We can all improve our communication skills, especially when it comes to arguments. We can’t avoid all arguments, and we shouldn’t try. Relationships grow the most from conflict and healthy conflict resolution…” (source)

There have been studies done on the topic, and this article features a fairly calm and collected newlywed couple that exhibit the kinds of habits in their arguing (however brief or trivial) that tend to lead to the breakdown of relationships. And they aren’t necessarily violent, loud and dramatic habits.

I don’t want to give away the whole thing here, so this is just a summary of the four signs:

1. Defensiveness

2. Stonewalling

3. Criticising

4. Showing Contempt

There is a brief list of counseling tips at the end. Communication is the ultimate key to a quality relationship, and this would be a great place to start to get enlightened.


New Zealander prisoners and restorative justice.

April 15, 2008

A recent mediator blah… blah… blog post title caught my eye; apparently there is a demand in New Zealand for conducting restorative justice for prisoners and their victims, two-thirds of which is on the part of the prisoners.

I found this interesting – and you know what, not that surprising – after my recent visit to an Israeli prison in the center of Israel for a class trip. I’m glad I got the chance to meet prisoners face to face, so that reading this news story is way more real for me.


Coming to the end of the big bad Bar Ilan conflict.

April 9, 2008

This kind of passed by yesterday without much notice (until other people brought it up) but it was my last class at Bar Ilan. It’s possible I didn’t notice because I haven’t been to a class in two weeks; now c’mon, I had reasons for all the missed classes. Mainly that I’m so done with school. Subconsciously I was done two weeks ago.

It’s sad. I’m so not done with school, I’m so done with the Bar Ilan experience. I think I did pretty well to be positive and make the most of it. I’ve learned a lot about the field of conflict management and mediation, though a lot of it was self-taught and done through independent channels (including this blog and people I have ‘met’ through it so far).

Before I get all celebratory, I still have a lot of work to finish before I’m truly done with school: papers, a final, an internship, mediation certification. I plan for it all to be finished and handed in by the end of this summer. Then I can celebrate.


Arabs paint mosque blue and white for Israel’s 60th.

April 8, 2008

No, this is not a leftover April Fools’ Day joke:

Galilee Arabs paint mosque blue and white for Israel’s 60th

In an unusual gesture of solidarity for Israel’s 60th anniversary, villagers in one Arab-Israeli town have have painted the dome of their mosque in the national colors, blue and white.

The gesture in A-Taibeh, a village in the Galilee near the Gilboa, comes at a time when Arab-Jewish relations in the reason have been marked by tensions, and many Israeli Arabs have vowed to boycott the anniversary celebrations and commemorations. (Haaretz)

The mayor of the Israeli-Arab town had this to say:

“We are residents of Israel. Our religion encourages love and closeness among nations. Jews, Muslims, we are all cousins, right? …We decided to paint the mosque’s dome, the most important, dear, and holy site for us, in the national colors. We are all citizens of the state of Israel. As far as we are concerned, there is no difference here between Jews, Muslims, and Christians.”
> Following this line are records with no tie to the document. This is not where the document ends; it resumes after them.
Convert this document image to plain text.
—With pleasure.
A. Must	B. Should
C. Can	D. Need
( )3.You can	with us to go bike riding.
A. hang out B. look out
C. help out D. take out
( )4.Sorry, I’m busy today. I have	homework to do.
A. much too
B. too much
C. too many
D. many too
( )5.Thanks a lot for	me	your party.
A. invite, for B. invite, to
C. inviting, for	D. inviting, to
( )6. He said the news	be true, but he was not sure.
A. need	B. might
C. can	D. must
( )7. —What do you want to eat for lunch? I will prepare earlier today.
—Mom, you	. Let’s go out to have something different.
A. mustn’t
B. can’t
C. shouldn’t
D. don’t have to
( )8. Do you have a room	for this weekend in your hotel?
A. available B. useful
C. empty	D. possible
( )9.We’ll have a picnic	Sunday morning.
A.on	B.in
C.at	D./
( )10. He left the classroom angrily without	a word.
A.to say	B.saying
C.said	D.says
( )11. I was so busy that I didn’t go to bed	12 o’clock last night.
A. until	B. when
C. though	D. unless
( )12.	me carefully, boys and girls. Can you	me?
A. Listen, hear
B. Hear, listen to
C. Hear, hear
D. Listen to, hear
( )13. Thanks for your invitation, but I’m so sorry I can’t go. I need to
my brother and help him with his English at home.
Way to put it, dude. It is such a wonderful thing to read in the paper, especially when we’ve been getting hit with a lot of bad domestic news lately.


How can a mediator be both impartial and fair?

April 5, 2008

I’m spending my Saturday night writing a short paper for my course in Ethical Dilemmas in Mediation. The paper is covering an article by Susan Nauss Exon called, “How Can a Mediator Be Both Impartial and Fair?:
Why Ethical Standards of Conduct Create Chaos for Mediators.”
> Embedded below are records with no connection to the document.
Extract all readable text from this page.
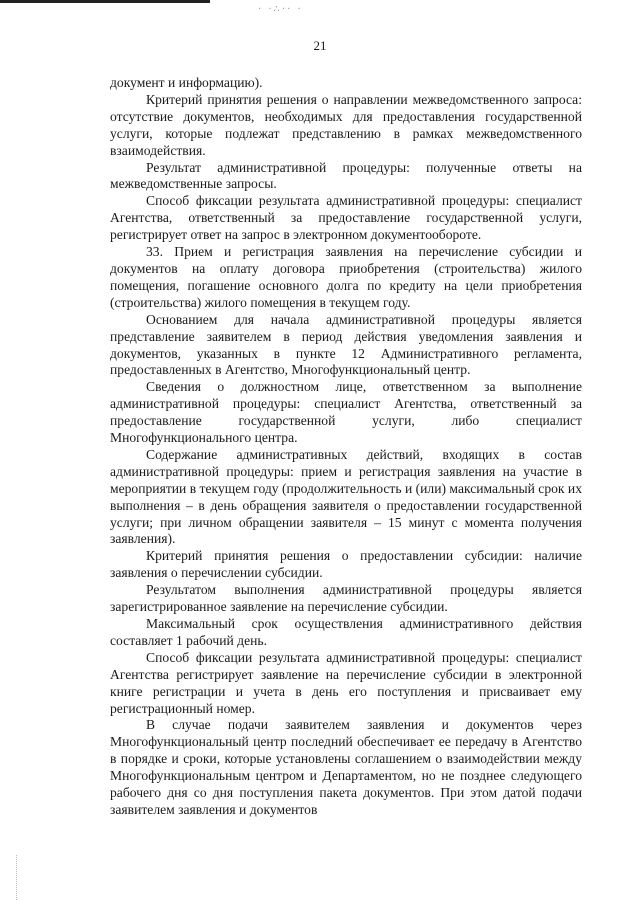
· ·∴·· ·
21

документ и информацию).

Критерий принятия решения о направлении межведомственного запроса: отсутствие документов, необходимых для предоставления государственной услуги, которые подлежат представлению в рамках межведомственного взаимодействия.

Результат административной процедуры: полученные ответы на межведомственные запросы.

Способ фиксации результата административной процедуры: специалист Агентства, ответственный за предоставление государственной услуги, регистрирует ответ на запрос в электронном документообороте.

33. Прием и регистрация заявления на перечисление субсидии и документов на оплату договора приобретения (строительства) жилого помещения, погашение основного долга по кредиту на цели приобретения (строительства) жилого помещения в текущем году.

Основанием для начала административной процедуры является представление заявителем в период действия уведомления заявления и документов, указанных в пункте 12 Административного регламента, предоставленных в Агентство, Многофункциональный центр.

Сведения о должностном лице, ответственном за выполнение административной процедуры: специалист Агентства, ответственный за предоставление государственной услуги, либо специалист Многофункционального центра.

Содержание административных действий, входящих в состав административной процедуры: прием и регистрация заявления на участие в мероприятии в текущем году (продолжительность и (или) максимальный срок их выполнения – в день обращения заявителя о предоставлении государственной услуги; при личном обращении заявителя – 15 минут с момента получения заявления).

Критерий принятия решения о предоставлении субсидии: наличие заявления о перечислении субсидии.

Результатом выполнения административной процедуры является зарегистрированное заявление на перечисление субсидии.

Максимальный срок осуществления административного действия составляет 1 рабочий день.

Способ фиксации результата административной процедуры: специалист Агентства регистрирует заявление на перечисление субсидии в электронной книге регистрации и учета в день его поступления и присваивает ему регистрационный номер.

В случае подачи заявителем заявления и документов через Многофункциональный центр последний обеспечивает ее передачу в Агентство в порядке и сроки, которые установлены соглашением о взаимодействии между Многофункциональным центром и Департаментом, но не позднее следующего рабочего дня со дня поступления пакета документов. При этом датой подачи заявителем заявления и документов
She makes a great point: The Standards of Conduct meant for mediators are either too vague or too restricting, depending on how you view them. Impartiality and fairness could be mutually exclusive one way, or totally  harmonious another.

On top of that, they are both difficult goals to attain, however necessary they might be. So shouldn’t that be resolved if mediators are truly having so  much trouble with it? Well, are they?